Together with Ninewells Hospital, Perth Royal Infirmary to the west and Stracathro Hospital to the north provide clinical experience and teaching facilities for the university's medical students.

A modern clinical simulation area was opened in November 2011.

In 2011, plans for a glass-fronted extension to the medical school buildings at Ninewells were announced. By 2012, work on the first phase was underway on the site at Ninewells, with the development expected to cost around £11 million. An £8 million upgrade of the Gannochy Trust Lecture Theatre won a commendation from the Dundee Civic Trust.

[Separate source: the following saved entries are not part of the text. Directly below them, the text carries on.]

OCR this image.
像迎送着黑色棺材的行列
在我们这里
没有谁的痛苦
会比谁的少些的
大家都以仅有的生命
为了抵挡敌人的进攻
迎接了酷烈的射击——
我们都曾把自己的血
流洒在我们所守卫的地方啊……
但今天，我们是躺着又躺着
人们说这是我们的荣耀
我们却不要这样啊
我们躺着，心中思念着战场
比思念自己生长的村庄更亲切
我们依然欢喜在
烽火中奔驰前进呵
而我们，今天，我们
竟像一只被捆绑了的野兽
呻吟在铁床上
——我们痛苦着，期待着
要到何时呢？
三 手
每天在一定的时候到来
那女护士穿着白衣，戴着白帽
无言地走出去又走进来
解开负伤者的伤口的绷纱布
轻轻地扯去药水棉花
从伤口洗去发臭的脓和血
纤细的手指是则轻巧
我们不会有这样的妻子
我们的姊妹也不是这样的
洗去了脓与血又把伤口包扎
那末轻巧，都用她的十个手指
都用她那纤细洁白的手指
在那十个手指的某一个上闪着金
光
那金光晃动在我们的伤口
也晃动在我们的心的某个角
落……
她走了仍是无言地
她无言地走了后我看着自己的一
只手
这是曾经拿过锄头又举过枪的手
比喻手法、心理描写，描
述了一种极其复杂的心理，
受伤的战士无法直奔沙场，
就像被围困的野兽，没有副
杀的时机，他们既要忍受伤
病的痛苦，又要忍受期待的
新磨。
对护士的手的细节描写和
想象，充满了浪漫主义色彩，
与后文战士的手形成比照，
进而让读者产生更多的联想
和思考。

In April 2015, a reduction of fifteen academic staff posts was announced.

==Research==
The School of Medicine contains five research divisions with themes influenced by the university's partnership with NHS Tayside:

- Division of Cancer Research
- Division of Molecular & Clinical Medicine
- Division of Neuroscience
- Division of Population Health and Genomics
- Division of Imaging Science and Technology

The Academic Health Science Partnership in Tayside was established jointly by the University of Dundee, the Scottish Government and NHS Tayside with the goal of strengthening the links between academia and the health service. Research at the School of Medicine is the means by which the AHSP's aim to improve clinical care and the education of health professionals is intended to be achieved.

==Reputation==

As of 2019, Dundee is ranked between 101-125th in the world for medicine by Times Higher Education, while Quacquarelli Symonds ranks it 151-200th. On average, over the four years Dundee has been ranked by the Times, it places 92nd, the QS average over seven years puts Dundee at 119th. According to the major 2020 national rankings, medicine at Dundee has the highest academic entry requirements in the UK, at 239 UCAS points.

In 2015, the medical school's Technology and Innovation in Learning team won the Innovation Technology Excellence Award at The Herald higher education awards.